Argentina's president-elect Javier Milei
Argentina's president-elect Javier Milei surged to power on a wave of anger over decades of economic mismanagement, vowing to ditch the peso for the US dollar, shut down the central bank and slash spending. AFP

Argentina's president-elect Javier Milei will have no time to bask in his Sunday victory as he inherits a country crippled by inflation and short on cash, creditors and international sympathy.

"Being president of Argentina has got to be one of the worst jobs in politics in the world," said Benjamin Gedan, director of the Argentina Project at the Washington-based Wilson Center.

"The problems have become so deep and complex and intertwined that they're not easily solvable, even if they're easily identifiable."

Milei surged to power on a wave of anger over decades of economic mismanagement, vowing to ditch the peso for the US dollar, shut down the central bank and slash spending.

He has promised "the end of Argentina's decline" and warned there is no time for "gradualism... or half-measures."

He will take office on December 10, and analysts predict a rocky ride with inflation at 143 percent and poverty levels of over 40 percent.

Milei has proposed the dollarization of the economy by 2025 to halt the "cancer of inflation", meaning he would drop the peso and Argentina would lose control over monetary policy such as setting interest rates.

Dollarization requires a hefty stock of greenbacks, and the International Monetary Fund (IMF) has warned Argentina's dollar reserves are dangerously low.

Even with the backing of the center-right opposition, political newcomer Milei has "very little legislative power," said analyst Carlos Gervasoni of the Torcuato Di Tella University.

"So there is no way to pass laws that, for example, require changing the country's currency or closing the central bank."

To try and keep a lid on inflation, the Argentine government has for years strictly controlled the exchange rate of the peso to the dollar, which was frozen for three months before the election and is now being allowed to devalue at three percent per month.

The exchange rate is "a total fiction. And to maintain it is extremely expensive. Argentina just has literally no money. It can't continue doing this," said Nicolas Saldias, a senior analyst with the Economist Intelligence Unit.

Between now and when Milei takes office, "things could rapidly scale out of control in those weeks. That's a period of a lot of instability," said political analyst Ana Iparraguirre of GBAO Strategies.

Saldias said people may panic believing dollarization is imminent, sparking a run on the peso.

Economy Minister Sergio Massa, whom Milei beat in Sunday's polls, may also implement a long overdue devaluation of the peso, making Milei "pay the political price."
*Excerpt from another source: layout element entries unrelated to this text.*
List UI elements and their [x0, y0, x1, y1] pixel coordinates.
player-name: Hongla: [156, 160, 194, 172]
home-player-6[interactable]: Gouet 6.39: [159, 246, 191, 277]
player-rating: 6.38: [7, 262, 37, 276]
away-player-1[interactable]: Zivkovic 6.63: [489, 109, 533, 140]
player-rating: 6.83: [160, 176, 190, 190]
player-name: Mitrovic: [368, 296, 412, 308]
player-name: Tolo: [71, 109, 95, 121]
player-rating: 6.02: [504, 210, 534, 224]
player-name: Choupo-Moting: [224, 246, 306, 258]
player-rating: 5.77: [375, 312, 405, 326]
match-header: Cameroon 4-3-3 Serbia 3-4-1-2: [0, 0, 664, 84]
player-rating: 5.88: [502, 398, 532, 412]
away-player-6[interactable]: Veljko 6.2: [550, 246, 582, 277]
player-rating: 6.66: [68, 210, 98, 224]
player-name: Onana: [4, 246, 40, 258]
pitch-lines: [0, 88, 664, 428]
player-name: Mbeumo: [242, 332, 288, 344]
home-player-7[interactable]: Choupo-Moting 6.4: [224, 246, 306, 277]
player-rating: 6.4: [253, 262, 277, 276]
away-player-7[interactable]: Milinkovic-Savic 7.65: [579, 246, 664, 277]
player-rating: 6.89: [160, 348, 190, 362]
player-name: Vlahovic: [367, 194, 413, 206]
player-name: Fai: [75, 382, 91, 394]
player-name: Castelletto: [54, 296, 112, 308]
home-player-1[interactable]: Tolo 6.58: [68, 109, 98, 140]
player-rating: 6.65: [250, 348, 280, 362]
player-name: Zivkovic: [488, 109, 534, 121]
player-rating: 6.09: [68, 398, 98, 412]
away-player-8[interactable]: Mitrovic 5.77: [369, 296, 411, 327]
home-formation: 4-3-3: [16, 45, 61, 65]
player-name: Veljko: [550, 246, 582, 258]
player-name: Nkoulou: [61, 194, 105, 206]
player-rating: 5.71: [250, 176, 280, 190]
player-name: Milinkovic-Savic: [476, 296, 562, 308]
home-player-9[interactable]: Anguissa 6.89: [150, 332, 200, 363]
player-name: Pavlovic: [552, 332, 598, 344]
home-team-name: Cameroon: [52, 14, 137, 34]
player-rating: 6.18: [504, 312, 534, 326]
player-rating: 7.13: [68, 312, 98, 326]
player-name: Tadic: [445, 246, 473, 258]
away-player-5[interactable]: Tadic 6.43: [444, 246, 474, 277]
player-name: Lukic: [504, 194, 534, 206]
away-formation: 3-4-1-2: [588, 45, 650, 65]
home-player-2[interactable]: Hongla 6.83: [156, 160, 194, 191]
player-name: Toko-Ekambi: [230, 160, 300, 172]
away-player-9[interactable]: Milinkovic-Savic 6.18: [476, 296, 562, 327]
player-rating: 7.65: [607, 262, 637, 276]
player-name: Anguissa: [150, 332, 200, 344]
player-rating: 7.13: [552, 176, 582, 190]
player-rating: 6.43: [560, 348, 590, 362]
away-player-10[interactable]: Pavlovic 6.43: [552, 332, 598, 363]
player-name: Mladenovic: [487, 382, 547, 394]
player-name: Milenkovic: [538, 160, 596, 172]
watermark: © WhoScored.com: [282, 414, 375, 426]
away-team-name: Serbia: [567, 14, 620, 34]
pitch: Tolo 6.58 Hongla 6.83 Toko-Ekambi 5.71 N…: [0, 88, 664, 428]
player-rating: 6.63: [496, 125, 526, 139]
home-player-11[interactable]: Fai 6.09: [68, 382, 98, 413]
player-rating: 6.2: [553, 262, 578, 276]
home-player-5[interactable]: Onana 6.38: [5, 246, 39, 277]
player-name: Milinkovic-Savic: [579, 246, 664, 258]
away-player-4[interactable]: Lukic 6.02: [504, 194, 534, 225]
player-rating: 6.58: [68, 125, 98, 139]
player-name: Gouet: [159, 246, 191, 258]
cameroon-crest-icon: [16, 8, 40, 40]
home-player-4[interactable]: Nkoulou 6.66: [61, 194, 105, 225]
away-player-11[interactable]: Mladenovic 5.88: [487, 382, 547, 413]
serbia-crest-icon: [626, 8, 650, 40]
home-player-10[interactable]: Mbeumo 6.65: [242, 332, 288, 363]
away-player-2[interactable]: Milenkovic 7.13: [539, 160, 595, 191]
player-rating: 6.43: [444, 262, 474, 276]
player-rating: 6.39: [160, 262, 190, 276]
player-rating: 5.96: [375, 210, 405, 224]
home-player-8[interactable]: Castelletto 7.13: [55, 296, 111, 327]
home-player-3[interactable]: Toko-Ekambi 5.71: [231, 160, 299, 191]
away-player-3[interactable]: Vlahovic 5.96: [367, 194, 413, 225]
"You'll probably see inflation ramp up very quickly," said Saldias, warning of possible hyperinflation.

Milei often appeared on stage at rallies with a chainsaw, vowing to slash public spending by 15 percent, privatize state companies and reduce subsidies on fuel, transport and electricity.

Such belt tightening has long been demanded by the IMF, which has bailed out Argentina 22 times, most recently with a loan of $44 billion dollars in 2018.

But Milei will face the same challenges as predecessors who have tried to get out of a vicious cycle of budget deficits, debt, money printing and inflation.

Untangling the country's economy is tricky. Removing subsidies or slashing welfare payouts would only further worsen poverty, and floating the currency would make imports much more expensive.

"At this point everything you fix worsens a second problem," Gedan said.

"The pain will be acute and spread widely if there is a serious stabilization program and it's not clear that Argentines will see the upside."

There is also the danger of protests and social unrest, especially given that almost half the country did not want Milei in power.

Gedan said that if Milei and his allies in the opposition do manage to curtail spending and reduce welfare and subsidies while protecting the most vulnerable, "this could be a turning point for the good."

There are other positives on the horizon.

After Argentina's worst drought in a century, which saw agricultural exports plummet in the past two years leading to a $20 billion shortfall in revenue, the country is expecting a bumper harvest in 2024.

Milei will also benefit from an estimated $10 billion in annual savings in energy imports as a new gas pipeline ramps up production from southern Vaca Muerta -- a massive oil and gas reserve -- estimates economist Elizabeth Bacigalupo of the Abeceb firm.